Visas, social security pact to top India-US trade talks

NEW DELHI: India and the US will this week discuss a possible move towards a Totalisation Agreement — which will help Indian technology and other professionals avoid making social security contributions, which are not refunded — as well as a discussion on the recent H-1B visa ban by the Donald Trump administration.
The two issues are on the agenda for a meeting between commerce and industry minister Piyush Goyal and American commerce secretary Wilbur Ross, in addition to New Delhi’s demand to acknowledge that there is no use of child labour in the manufacture of leather, footwear and other goods so that these products can be purchased by the US Army and other government entities.
There are close to two dozen products on the list.
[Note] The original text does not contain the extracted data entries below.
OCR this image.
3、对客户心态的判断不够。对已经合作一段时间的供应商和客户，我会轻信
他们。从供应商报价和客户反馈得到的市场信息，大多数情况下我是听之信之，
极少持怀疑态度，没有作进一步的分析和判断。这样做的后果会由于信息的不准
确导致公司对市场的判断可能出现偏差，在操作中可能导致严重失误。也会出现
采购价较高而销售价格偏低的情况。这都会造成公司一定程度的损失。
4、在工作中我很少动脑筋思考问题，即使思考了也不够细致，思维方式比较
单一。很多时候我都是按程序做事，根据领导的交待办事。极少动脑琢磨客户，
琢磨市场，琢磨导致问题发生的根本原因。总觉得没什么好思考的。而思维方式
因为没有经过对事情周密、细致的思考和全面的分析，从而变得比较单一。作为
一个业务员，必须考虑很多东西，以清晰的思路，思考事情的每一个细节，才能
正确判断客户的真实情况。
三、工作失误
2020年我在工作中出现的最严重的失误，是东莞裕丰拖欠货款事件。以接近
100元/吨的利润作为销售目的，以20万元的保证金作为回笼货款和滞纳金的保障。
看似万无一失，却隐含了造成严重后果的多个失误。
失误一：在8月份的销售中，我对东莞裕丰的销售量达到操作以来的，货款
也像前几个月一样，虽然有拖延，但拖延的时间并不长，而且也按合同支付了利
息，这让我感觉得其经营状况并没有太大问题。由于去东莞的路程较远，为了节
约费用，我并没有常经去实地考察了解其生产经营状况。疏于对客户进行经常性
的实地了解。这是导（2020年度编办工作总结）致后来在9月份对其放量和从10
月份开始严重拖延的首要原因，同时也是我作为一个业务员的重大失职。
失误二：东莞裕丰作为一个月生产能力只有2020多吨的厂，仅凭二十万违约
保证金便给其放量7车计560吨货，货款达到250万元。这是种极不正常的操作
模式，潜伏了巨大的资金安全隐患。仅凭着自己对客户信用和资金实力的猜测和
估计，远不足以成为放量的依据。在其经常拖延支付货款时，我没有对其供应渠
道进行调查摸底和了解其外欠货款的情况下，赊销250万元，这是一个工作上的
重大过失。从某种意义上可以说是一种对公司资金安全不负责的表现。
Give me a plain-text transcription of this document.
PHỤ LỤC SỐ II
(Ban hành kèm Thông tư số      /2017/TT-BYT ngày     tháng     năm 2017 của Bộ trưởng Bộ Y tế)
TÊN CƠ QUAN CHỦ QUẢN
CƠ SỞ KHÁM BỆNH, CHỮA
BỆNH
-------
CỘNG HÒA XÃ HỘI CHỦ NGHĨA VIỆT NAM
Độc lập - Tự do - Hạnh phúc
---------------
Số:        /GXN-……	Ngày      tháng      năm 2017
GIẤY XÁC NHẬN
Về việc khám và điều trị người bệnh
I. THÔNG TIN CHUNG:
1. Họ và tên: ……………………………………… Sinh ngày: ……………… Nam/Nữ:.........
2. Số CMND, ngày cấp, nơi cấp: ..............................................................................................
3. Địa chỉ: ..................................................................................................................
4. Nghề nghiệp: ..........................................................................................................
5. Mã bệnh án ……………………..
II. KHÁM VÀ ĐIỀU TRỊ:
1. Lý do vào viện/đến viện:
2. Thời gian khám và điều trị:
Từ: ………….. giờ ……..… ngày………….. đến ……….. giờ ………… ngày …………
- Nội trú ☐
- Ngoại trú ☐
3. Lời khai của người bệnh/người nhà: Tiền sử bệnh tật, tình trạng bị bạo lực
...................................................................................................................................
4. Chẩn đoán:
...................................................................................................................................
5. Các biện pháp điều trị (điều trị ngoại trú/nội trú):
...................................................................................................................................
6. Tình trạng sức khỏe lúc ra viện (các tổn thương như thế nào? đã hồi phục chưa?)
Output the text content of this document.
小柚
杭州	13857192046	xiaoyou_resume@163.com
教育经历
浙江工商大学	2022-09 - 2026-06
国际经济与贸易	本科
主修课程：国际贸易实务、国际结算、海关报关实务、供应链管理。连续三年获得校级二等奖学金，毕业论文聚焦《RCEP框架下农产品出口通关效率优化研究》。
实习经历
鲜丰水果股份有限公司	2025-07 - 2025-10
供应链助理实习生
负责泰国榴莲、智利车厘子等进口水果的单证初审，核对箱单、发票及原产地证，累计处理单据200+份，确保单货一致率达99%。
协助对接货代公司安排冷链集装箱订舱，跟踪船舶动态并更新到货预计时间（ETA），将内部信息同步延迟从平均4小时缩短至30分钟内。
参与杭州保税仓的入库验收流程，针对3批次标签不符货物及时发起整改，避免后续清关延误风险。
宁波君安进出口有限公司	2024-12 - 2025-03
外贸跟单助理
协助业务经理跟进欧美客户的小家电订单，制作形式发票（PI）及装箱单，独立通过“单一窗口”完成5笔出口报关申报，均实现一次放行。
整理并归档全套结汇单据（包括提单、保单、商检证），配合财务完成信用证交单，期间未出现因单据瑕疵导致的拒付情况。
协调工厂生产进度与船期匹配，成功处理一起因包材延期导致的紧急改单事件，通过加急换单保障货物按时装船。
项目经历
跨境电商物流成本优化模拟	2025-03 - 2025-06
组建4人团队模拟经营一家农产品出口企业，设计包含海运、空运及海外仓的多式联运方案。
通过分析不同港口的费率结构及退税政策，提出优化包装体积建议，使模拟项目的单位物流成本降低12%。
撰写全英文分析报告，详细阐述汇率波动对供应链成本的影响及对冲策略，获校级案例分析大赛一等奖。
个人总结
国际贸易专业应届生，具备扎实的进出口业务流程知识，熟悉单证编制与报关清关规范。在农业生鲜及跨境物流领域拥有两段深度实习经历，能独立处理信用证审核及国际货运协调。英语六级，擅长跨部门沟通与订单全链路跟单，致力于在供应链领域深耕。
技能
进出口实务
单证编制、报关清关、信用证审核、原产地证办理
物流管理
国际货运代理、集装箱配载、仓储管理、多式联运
Several issues related to non-tariff barriers on Indian products, which restrict their access to the US, will also be taken up by Goyal, government sources told TOI. They, however, clarified that discussions around the trade deal, which have been pending for months will not be part of these deliberations as they are being handled by the US Trade Representative.

On its part, the US has flagged some of the safety rules that restrict the access of American chemicals into India, Select USA (akin to the ‘Make in India’ campaign) and other issues for discussions. The meeting is happening amid tensions at the Ladakh border and America’s own concerns with China. While some of the issues are unlikely to be settled immediately, given Trump’s “fair trade” rhetoric ahead of the presidential elections later this year, this will be the first time that US authorities will engage with their Indian counterparts on a possible Totalisation Agreement.
The move follows Prime Minister Narendra Modi’s discussions with Trump earlier this year where the two leaders agreed to begin a dialogue. “We are planning specific discussions on H-1B visas,” said a source in the government, adding that the other issue of student visas is being addressed by the US courts after several universities raised the red flag.